Tidak memikirkan sakit yang mulai terasa pada punggungnya, Sehun masih menggendong Irene hingga kamarnya, menjaga gadis itu tidak akan jatuh dari gendongannya. Ia masuk, membaringkan tubuh Irene seperlahan mungkin seperti gadis itu bisa saja remuk kapan saja jika Sehun tidak berhati-hati. Ia menyelimuti Irene hingga leher, mengecup singkat dahi Irene takut mengganggu tidur gadis itu.

"Temani aku." Ucap Irene dengan mata yang terpejam. Sehun berfikir kalau Irene sedang mengigau, namun Irene membuka mata nya. "Kau tak mau menemani ku?"

Sehun berbaring disebelah Irene, menjadikan lengannya sebagai bantal. "Aku disini." Sehun menyingkirkan rambut yang menutupi wajah Irene.

"Kenapa kau disini? Bagaimana kalau calon istri mu marah?"

"Kau benar-benar mabuk. Tadi kau yang meminta ku tetap disini." Ucap Sehun. "Tidak." Bantah Irene.

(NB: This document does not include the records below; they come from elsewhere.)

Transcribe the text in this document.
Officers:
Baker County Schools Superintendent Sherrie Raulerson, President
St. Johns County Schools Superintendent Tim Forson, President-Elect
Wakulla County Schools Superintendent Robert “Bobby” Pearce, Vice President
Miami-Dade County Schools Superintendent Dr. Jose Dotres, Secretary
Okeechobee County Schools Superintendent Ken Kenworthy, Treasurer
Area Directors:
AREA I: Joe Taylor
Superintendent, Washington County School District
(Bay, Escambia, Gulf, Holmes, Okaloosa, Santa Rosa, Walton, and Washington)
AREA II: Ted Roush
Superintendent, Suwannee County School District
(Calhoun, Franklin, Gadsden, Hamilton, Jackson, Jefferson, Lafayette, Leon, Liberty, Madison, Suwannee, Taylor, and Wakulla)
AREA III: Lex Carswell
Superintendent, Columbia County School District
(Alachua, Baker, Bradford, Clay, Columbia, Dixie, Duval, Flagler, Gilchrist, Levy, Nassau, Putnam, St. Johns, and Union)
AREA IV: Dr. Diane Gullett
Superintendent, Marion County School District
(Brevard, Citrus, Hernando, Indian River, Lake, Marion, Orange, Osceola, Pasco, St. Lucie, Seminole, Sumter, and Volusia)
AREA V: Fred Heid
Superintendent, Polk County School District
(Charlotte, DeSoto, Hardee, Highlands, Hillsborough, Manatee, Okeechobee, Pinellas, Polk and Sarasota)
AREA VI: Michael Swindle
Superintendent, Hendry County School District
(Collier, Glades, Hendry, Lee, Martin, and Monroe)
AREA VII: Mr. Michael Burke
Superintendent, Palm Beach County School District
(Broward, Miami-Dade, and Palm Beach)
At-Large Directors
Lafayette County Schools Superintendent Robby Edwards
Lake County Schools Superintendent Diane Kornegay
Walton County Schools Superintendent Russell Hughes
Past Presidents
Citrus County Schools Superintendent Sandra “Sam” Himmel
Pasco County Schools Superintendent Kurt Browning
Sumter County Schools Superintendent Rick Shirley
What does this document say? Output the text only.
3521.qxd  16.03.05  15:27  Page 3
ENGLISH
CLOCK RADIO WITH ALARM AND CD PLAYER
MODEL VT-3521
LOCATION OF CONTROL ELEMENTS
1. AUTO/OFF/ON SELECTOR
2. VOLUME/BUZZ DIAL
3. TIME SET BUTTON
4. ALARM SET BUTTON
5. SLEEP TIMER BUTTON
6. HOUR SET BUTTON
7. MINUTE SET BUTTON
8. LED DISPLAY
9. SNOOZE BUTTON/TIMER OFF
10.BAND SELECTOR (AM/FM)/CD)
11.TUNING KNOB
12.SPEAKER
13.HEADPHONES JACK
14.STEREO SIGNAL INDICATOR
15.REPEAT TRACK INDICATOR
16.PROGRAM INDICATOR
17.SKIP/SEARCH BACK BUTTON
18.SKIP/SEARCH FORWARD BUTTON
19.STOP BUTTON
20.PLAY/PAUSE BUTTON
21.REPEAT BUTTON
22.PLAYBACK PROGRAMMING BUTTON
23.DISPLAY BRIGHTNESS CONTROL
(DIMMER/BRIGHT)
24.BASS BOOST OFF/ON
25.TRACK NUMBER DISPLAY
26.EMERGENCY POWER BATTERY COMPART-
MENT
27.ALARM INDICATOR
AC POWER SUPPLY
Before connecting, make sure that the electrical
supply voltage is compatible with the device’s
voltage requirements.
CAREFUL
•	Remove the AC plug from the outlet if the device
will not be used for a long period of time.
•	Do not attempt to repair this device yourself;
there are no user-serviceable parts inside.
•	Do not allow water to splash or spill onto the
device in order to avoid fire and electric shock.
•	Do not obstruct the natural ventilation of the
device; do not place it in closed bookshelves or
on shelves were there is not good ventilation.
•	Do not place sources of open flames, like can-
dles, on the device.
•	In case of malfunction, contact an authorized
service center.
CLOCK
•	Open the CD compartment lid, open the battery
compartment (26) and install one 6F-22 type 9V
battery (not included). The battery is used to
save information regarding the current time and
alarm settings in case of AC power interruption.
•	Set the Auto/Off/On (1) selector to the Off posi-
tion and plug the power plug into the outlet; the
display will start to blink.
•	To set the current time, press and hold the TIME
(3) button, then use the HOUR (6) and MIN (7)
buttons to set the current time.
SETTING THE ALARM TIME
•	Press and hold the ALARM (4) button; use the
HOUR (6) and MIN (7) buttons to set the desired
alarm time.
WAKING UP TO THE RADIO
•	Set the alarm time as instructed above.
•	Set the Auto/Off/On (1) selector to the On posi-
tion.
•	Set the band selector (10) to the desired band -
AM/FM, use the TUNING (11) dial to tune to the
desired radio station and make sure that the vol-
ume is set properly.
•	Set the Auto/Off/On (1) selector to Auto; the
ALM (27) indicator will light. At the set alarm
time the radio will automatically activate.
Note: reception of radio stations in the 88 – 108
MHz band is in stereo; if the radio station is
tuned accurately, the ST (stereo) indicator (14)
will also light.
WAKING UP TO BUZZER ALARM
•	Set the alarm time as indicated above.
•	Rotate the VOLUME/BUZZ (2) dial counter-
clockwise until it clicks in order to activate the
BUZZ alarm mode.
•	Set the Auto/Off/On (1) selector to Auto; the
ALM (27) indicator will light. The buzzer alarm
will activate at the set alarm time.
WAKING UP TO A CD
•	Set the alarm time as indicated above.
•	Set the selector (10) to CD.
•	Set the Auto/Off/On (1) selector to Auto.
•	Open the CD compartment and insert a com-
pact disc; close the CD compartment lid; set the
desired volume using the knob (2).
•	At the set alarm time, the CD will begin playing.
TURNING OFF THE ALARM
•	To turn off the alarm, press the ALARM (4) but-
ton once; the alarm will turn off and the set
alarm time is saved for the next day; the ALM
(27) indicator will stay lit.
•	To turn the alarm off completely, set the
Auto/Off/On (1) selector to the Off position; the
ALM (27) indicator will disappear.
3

"Aku tidak akan menikah." Sehun merangkul pinggang Irene.

"Benarkah?" Irene tersenyum lebar. "Kalau begitu menikahla dengan ku."

Sehun terdiam. Ia terkejut. Sehun belum bisa senang, karena ia tau Irene masih dalam pengaruh alkohol. "Kau mau?" Tanya Sehun, masih mengikuti pembicaraan Irene.

Irene mengangguk, namun raut wajahnya berubah sendu. "Tapi...." Irene berhenti bicara, menatap dalam tepat di mata Sehun. "Keluarga mu tidak akan setuju, mereka mungkin tidak akan suka melihatku. Bagaimana mungkin aku bisa hidup kalau tidak ada keluarga mu?" Irene terisak. Sehun memeluknya erat, penuh sayang.

"Bocah itu sudah mengambil orang-orang yang aku sayang, ayahku dan juga kau." Irene memukul pelan dada Sehun. "Siapa lagi yang ada di hidupku kalau keluarga Park juga pergi meninggalkan ku?"

Sehun membelai kepala Irene. "Tidak akan ada yang meninggalkan mu. Dan sudah aku katakan, aku tidak akan menikah dengan bocah itu."

"Kau janji?"

"Aku tidak pernah mengingkari janji ku pada mu bukan? Terutama aku, aku tidak akan pernah meninggalkan mu. Percaya saja padaku." Tidak ada lagi respon dari Irene, sepertinya ia sudah kembali terlelap.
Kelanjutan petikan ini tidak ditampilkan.